Henri Jules de Bourbon, Prince of Condé (1643-1709) was prince de Condé, from 1686 to his death. Henri Jules was born to Louis II de Bourbon, Prince de Condé and his wife in 1643. He was five years younger than King Louis XIV. An only child, he became the sole heir to the enormous Condé fortune and property. His mother was a niece of Cardinal Richelieu. Throughout much of his life, Henri Jules was mentally unstable.

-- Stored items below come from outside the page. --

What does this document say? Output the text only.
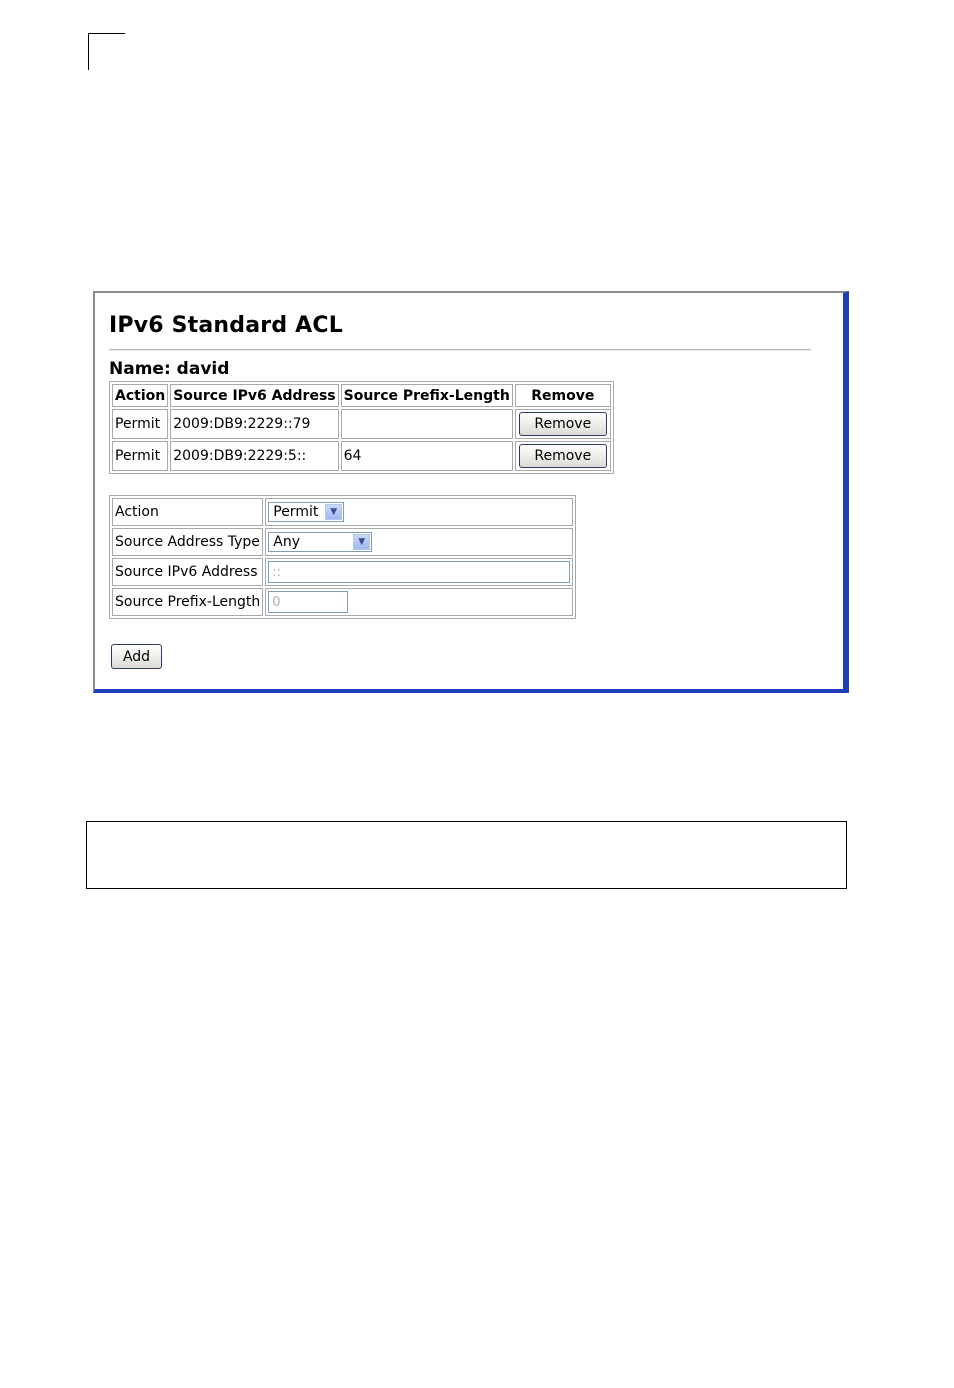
IPv6 Standard ACL
Name: david
Action	Source IPv6 Address	Source Prefix-Length	Remove
Permit	2009:DB9:2229::79		Remove

Permit	2009:DB9:2229:5::	64	Remove
Action	Permit ▼

Source Address Type	Any ▼

Source IPv6 Address	::
Source Prefix-Length	0
Add
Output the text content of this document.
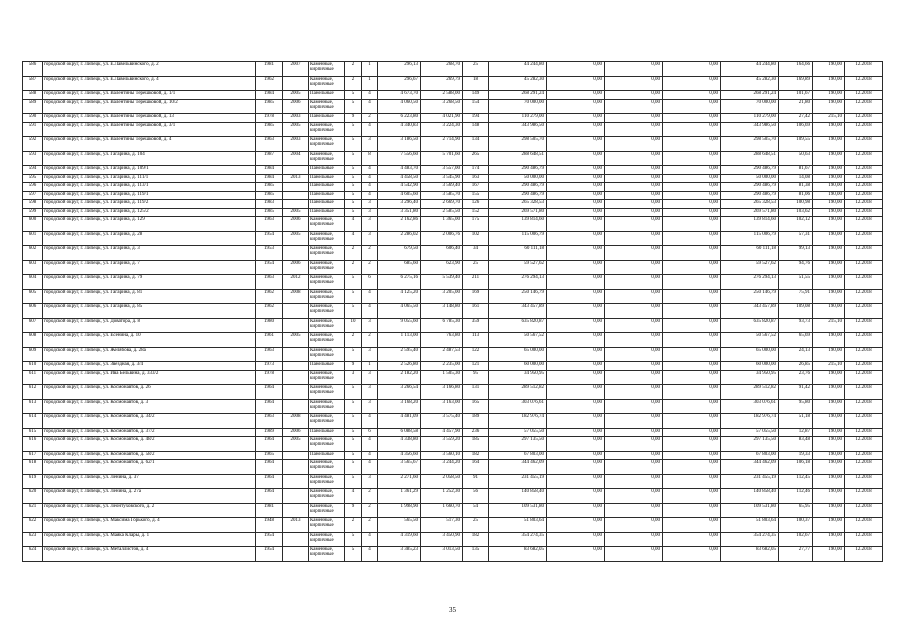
586	городской округ, г. Липецк, ул. Е.Лавельвинского, д. 2	1981	2007	Каменные, кирпичные	2	1	296,13	268,70	25	44 244,80	0,00	0,00	0,00	44 244,80	164,66	190,00	12.2018
587	городской округ, г. Липецк, ул. Е.Лавельвинского, д. 4	1962		Каменные, кирпичные	2	1	296,67	269,79	18	45 282,30	0,00	0,00	0,00	45 282,30	169,89	190,00	12.2018
588	городской округ, г. Липецк, ул. Валентины Терешковой, д. 1/1	1984	2005	Панельные	5	4	4 673,70	2 588,00	149	268 291,24	0,00	0,00	0,00	268 291,24	101,67	190,00	12.2018
589	городской округ, г. Липецк, ул. Валентины Терешковой, д. 10/2	1985	2006	Каменные, кирпичные	5	4	4 060,50	3 268,50	154	70 000,00	0,00	0,00	0,00	70 000,00	21,80	190,00	12.2018
590	городской округ, г. Липецк, ул. Валентины Терешковой, д. 13	1978	2003	Панельные	9	2	6 223,80	4 021,90	194	110 279,00	0,00	0,00	0,00	110 279,00	27,42	215,10	12.2018
591	городской округ, г. Липецк, ул. Валентины Терешковой, д. 3/1	1985	2005	Каменные, кирпичные	5	4	4 340,83	3 224,30	148	343 986,50	0,00	0,00	0,00	343 986,50	106,69	190,00	12.2018
592	городской округ, г. Липецк, ул. Валентины Терешковой, д. 4	1963	2003	Каменные, кирпичные	5	3	3 186,50	2 714,90	134	298 505,70	0,00	0,00	0,00	298 505,70	109,55	190,00	12.2018
593	городской округ, г. Липецк, ул. Гагарина, д. 104	1987	2004	Каменные, кирпичные	5	8	7 556,60	5 701,60	265	288 648,51	0,00	0,00	0,00	288 648,51	50,63	190,00	12.2018
594	городской округ, г. Липецк, ул. Гагарина, д. 109/1	1984		Панельные	5	4	4 483,70	3 557,00	174	290 486,79	0,00	0,00	0,00	290 486,79	81,67	190,00	12.2018
595	городской округ, г. Липецк, ул. Гагарина, д. 111/1	1984	2013	Панельные	5	4	4 458,50	3 545,90	163	50 000,00	0,00	0,00	0,00	50 000,00	14,08	190,00	12.2018
596	городской округ, г. Липецк, ул. Гагарина, д. 113/1	1985		Панельные	5	4	4 542,90	3 569,40	167	290 486,79	0,00	0,00	0,00	290 486,79	81,38	190,00	12.2018
597	городской округ, г. Липецк, ул. Гагарина, д. 119/1	1985		Панельные	5	4	4 605,60	3 585,70	155	290 486,79	0,00	0,00	0,00	290 486,79	81,06	190,00	12.2018
598	городской округ, г. Липецк, ул. Гагарина, д. 119/2	1983		Панельные	5	3	3 296,40	2 669,70	126	265 328,53	0,00	0,00	0,00	265 328,53	100,98	190,00	12.2018
599	городской округ, г. Липецк, ул. Гагарина, д. 125/2	1985	2005	Панельные	5	3	3 351,80	2 585,50	152	269 571,80	0,00	0,00	0,00	269 571,80	103,62	190,00	12.2018
600	городской округ, г. Липецк, ул. Гагарина, д. 129	1963	2006	Каменные, кирпичные	4	3	2 162,86	1 365,00	175	139 814,60	0,00	0,00	0,00	139 814,60	102,12	190,00	12.2018
601	городской округ, г. Липецк, ул. Гагарина, д. 28	1954	2005	Каменные, кирпичные	4	3	2 286,02	2 006,76	102	115 006,79	0,00	0,00	0,00	115 006,79	57,31	190,00	12.2018
602	городской округ, г. Липецк, ул. Гагарина, д. 3	1953		Каменные, кирпичные	2	2	679,50	606,40	34	60 111,18	0,00	0,00	0,00	60 111,18	99,13	190,00	12.2018
603	городской округ, г. Липецк, ул. Гагарина, д. 7	1954	2006	Каменные, кирпичные	2	2	685,60	623,90	25	59 527,62	0,00	0,00	0,00	59 527,62	94,76	190,00	12.2018
604	городской округ, г. Липецк, ул. Гагарина, д. 79	1963	2012	Каменные, кирпичные	5	6	6 275,16	5 539,40	211	276 294,13	0,00	0,00	0,00	276 294,13	51,55	190,00	12.2018
605	городской округ, г. Липецк, ул. Гагарина, д. 81	1962	2008	Каменные, кирпичные	5	4	4 125,20	3 205,00	169	250 146,79	0,00	0,00	0,00	250 146,79	75,91	190,00	12.2018
606	городской округ, г. Липецк, ул. Гагарина, д. 85	1962		Каменные, кирпичные	5	4	4 065,50	3 148,80	161	343 457,89	0,00	0,00	0,00	343 457,89	109,08	190,00	12.2018
607	городской округ, г. Липецк, ул. Доватора, д. 8	1980		Каменные, кирпичные	10	3	9 055,60	6 785,30	359	635 820,87	0,00	0,00	0,00	635 820,87	93,73	215,10	12.2018
608	городской округ, г. Липецк, ул. Есенина, д. 10	1961	2005	Каменные, кирпичные	2	2	1 113,00	763,80	113	50 567,52	0,00	0,00	0,00	50 567,52	65,69	190,00	12.2018
609	городской округ, г. Липецк, ул. Желябова, д. 28а	1963		Каменные, кирпичные	5	3	2 595,40	2 487,53	122	65 000,00	0,00	0,00	0,00	65 000,00	24,13	190,00	12.2018
610	городской округ, г. Липецк, ул. Звездная, д. 3/4	1973		Панельные	9	1	2 526,80	2 235,00	121	60 000,00	0,00	0,00	0,00	60 000,00	26,85	215,10	12.2018
611	городской округ, г. Липецк, ул. Ива Бельвина, д. 333/2	1978		Каменные, кирпичные	3	3	2 182,20	1 505,30	95	34 950,95	0,00	0,00	0,00	34 950,95	23,76	190,00	12.2018
612	городской округ, г. Липецк, ул. Космонавтов, д. 26	1964		Каменные, кирпичные	5	3	3 266,54	3 166,80	131	289 512,82	0,00	0,00	0,00	289 512,82	91,42	190,00	12.2018
613	городской округ, г. Липецк, ул. Космонавтов, д. 3	1964		Каменные, кирпичные	5	3	3 168,20	3 163,00	165	303 076,61	0,00	0,00	0,00	303 076,61	95,80	190,00	12.2018
614	городской округ, г. Липецк, ул. Космонавтов, д. 34/2	1963	2008	Каменные, кирпичные	5	4	4 481,09	3 575,40	189	182 976,74	0,00	0,00	0,00	182 976,74	51,18	190,00	12.2018
615	городской округ, г. Липецк, ул. Космонавтов, д. 37/2	1989	2006	Панельные	5	6	6 088,58	4 457,90	236	57 055,50	0,00	0,00	0,00	57 055,50	12,87	190,00	12.2018
616	городской округ, г. Липецк, ул. Космонавтов, д. 48/2	1964	2005	Каменные, кирпичные	5	4	4 338,80	3 559,20	185	297 135,50	0,00	0,00	0,00	297 135,50	83,48	190,00	12.2018
617	городской округ, г. Липецк, ул. Космонавтов, д. 58/2	1965		Панельные	5	4	4 356,60	3 560,10	182	67 803,00	0,00	0,00	0,00	67 803,00	19,33	190,00	12.2018
618	городской округ, г. Липецк, ул. Космонавтов, д. 62/1	1964		Каменные, кирпичные	5	4	3 565,67	3 244,20	164	344 462,09	0,00	0,00	0,00	344 462,09	106,18	190,00	12.2018
619	городской округ, г. Липецк, ул. Ленина, д. 37	1964		Каменные, кирпичные	5	3	2 271,60	2 058,50	91	231 455,19	0,00	0,00	0,00	231 455,19	112,45	190,00	12.2018
620	городской округ, г. Липецк, ул. Ленина, д. 27а	1964		Каменные, кирпичные	4	2	1 361,29	1 252,30	56	140 858,40	0,00	0,00	0,00	140 858,40	112,46	190,00	12.2018
621	городской округ, г. Липецк, ул. Леонтуховского, д. 2	1981		Каменные, кирпичные	9	2	1 998,90	1 660,70	54	109 531,80	0,00	0,00	0,00	109 531,80	65,95	190,00	12.2018
622	городской округ, г. Липецк, ул. Максима Горького, д. 4	1948	2013	Каменные, кирпичные	2	2	565,50	517,30	25	51 803,64	0,00	0,00	0,00	51 803,64	100,37	190,00	12.2018
623	городской округ, г. Липецк, ул. Маяка Клары, д. 1	1954		Каменные, кирпичные	5	4	4 319,60	3 450,90	182	354 274,35	0,00	0,00	0,00	354 274,35	102,67	190,00	12.2018
624	городской округ, г. Липецк, ул. Металлистов, д. 4	1954		Каменные, кирпичные	5	4	3 385,23	3 013,50	135	83 682,05	0,00	0,00	0,00	83 682,05	27,77	190,00	12.2018
35
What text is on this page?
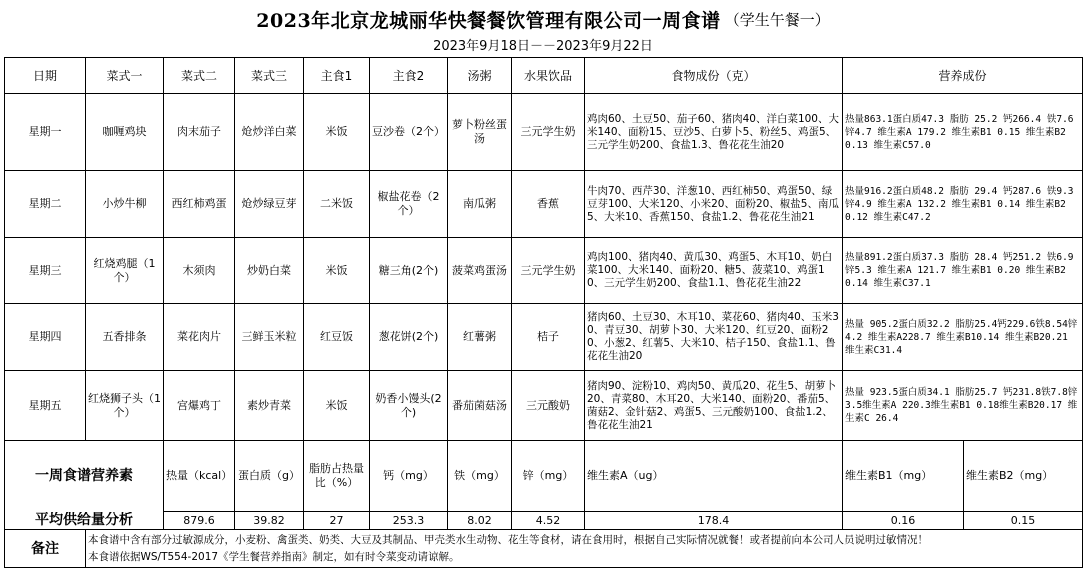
2023年北京龙城丽华快餐餐饮管理有限公司一周食谱 （学生午餐一）
2023年9月18日－－2023年9月22日
日期	菜式一	菜式二	菜式三	主食1	主食2	汤粥	水果饮品	食物成份（克）	营养成份		
星期一	咖喱鸡块	肉末茄子	炝炒洋白菜	米饭	豆沙卷（2个）	萝卜粉丝蛋汤	三元学生奶	鸡肉60、土豆50、茄子60、猪肉40、洋白菜100、大米140、面粉15、豆沙5、白萝卜5、粉丝5、鸡蛋5、三元学生奶200、食盐1.3、鲁花花生油20	热量863.1蛋白质47.3 脂肪 25.2 钙266.4 铁7.6 锌4.7 维生素A 179.2 维生素B1 0.15 维生素B2 0.13 维生素C57.0		
星期二	小炒牛柳	西红柿鸡蛋	炝炒绿豆芽	二米饭	椒盐花卷（2个）	南瓜粥	香蕉	牛肉70、西芹30、洋葱10、西红柿50、鸡蛋50、绿豆芽100、大米120、小米20、面粉20、椒盐5、南瓜5、大米10、香蕉150、食盐1.2、鲁花花生油21	热量916.2蛋白质48.2 脂肪 29.4 钙287.6 铁9.3 锌4.9 维生素A 132.2 维生素B1 0.14 维生素B2 0.12 维生素C47.2		
星期三	红烧鸡腿（1个）	木须肉	炒奶白菜	米饭	糖三角(2个)	菠菜鸡蛋汤	三元学生奶	鸡肉100、猪肉40、黄瓜30、鸡蛋5、木耳10、奶白菜100、大米140、面粉20、糖5、菠菜10、鸡蛋10、三元学生奶200、食盐1.1、鲁花花生油22	热量891.2蛋白质37.3 脂肪 28.4 钙251.2 铁6.9 锌5.3 维生素A 121.7 维生素B1 0.20 维生素B2 0.14 维生素C37.1		
星期四	五香排条	菜花肉片	三鲜玉米粒	红豆饭	葱花饼(2个)	红薯粥	桔子	猪肉60、土豆30、木耳10、菜花60、猪肉40、玉米30、青豆30、胡萝卜30、大米120、红豆20、面粉20、小葱2、红薯5、大米10、桔子150、食盐1.1、鲁花花生油20	热量 905.2蛋白质32.2 脂肪25.4钙229.6铁8.54锌4.2 维生素A228.7 维生素B10.14 维生素B20.21 维生素C31.4		
星期五	红烧狮子头（1个）	宫爆鸡丁	素炒青菜	米饭	奶香小馒头(2个)	番茄菌菇汤	三元酸奶	猪肉90、淀粉10、鸡肉50、黄瓜20、花生5、胡萝卜20、青菜80、木耳20、大米140、面粉20、番茄5、菌菇2、金针菇2、鸡蛋5、三元酸奶100、食盐1.2、鲁花花生油21	热量 923.5蛋白质34.1 脂肪25.7 钙231.8铁7.8锌3.5维生素A 220.3维生素B1 0.18维生素B20.17 维生素C 26.4		
一周食谱营养素		热量（kcal）	蛋白质（g）	脂肪占热量比（%）	钙（mg）	铁（mg）	锌（mg）	维生素A（ug）	维生素B1（mg）	维生素B2（mg）	
平均供给量分析		879.6	39.82	27	253.3	8.02	4.52	178.4	0.16	0.15	
备注	本食谱中含有部分过敏源成分，小麦粉、禽蛋类、奶类、大豆及其制品、甲壳类水生动物、花生等食材，请在食用时，根据自己实际情况就餐！或者提前向本公司人员说明过敏情况！
本食谱依据WS/T554-2017《学生餐营养指南》制定，如有时令菜变动请谅解。										
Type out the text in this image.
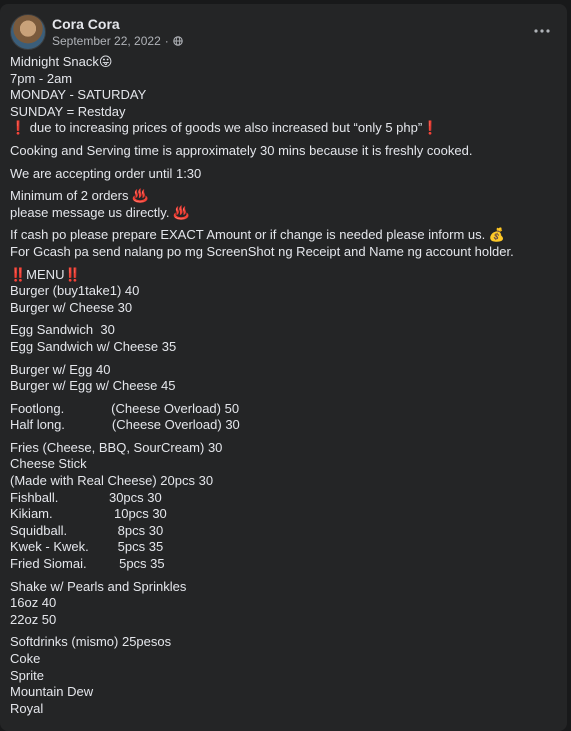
Cora Cora
September 22, 2022 ·
Midnight Snack😛
7pm - 2am
MONDAY - SATURDAY
SUNDAY = Restday
❗ due to increasing prices of goods we also increased but “only 5 php”❗
Cooking and Serving time is approximately 30 mins because it is freshly cooked.
We are accepting order until 1:30
Minimum of 2 orders ♨️
please message us directly. ♨️
If cash po please prepare EXACT Amount or if change is needed please inform us. 💰
For Gcash pa send nalang po mg ScreenShot ng Receipt and Name ng account holder.
‼️MENU‼️
Burger (buy1take1) 40
Burger w/ Cheese 30
Egg Sandwich  30
Egg Sandwich w/ Cheese 35
Burger w/ Egg 40
Burger w/ Egg w/ Cheese 45
Footlong.             (Cheese Overload) 50
Half long.             (Cheese Overload) 30
Fries (Cheese, BBQ, SourCream) 30
Cheese Stick
(Made with Real Cheese) 20pcs 30
Fishball.              30pcs 30
Kikiam.                 10pcs 30
Squidball.              8pcs 30
Kwek - Kwek.        5pcs 35
Fried Siomai.         5pcs 35
Shake w/ Pearls and Sprinkles
16oz 40
22oz 50
Softdrinks (mismo) 25pesos
Coke
Sprite
Mountain Dew
Royal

It was said that his mental illness was inherited through his mother’s family. He was a debauched and brutal man not only “repulsive in appearance”, but “cursed with so violent a temper that it was positively dangerous to contradict him”.
Trained as a soldier, in 1673, he was put in charge of the Rhine front. This high-ranking military position was just in name only though, because Henri Jules lacked the military skills of his father. He eventually married Anne Henriette of Bavaria in the chapel of the Palais du Louvre, in Paris, in December 1663. At the end of his life Henri Jules suffered from clinical lycanthropy, a rare psychiatric syndrome that involves a delusion that the affected person can or has transformed into a wolf—with correspondingly altered behavior.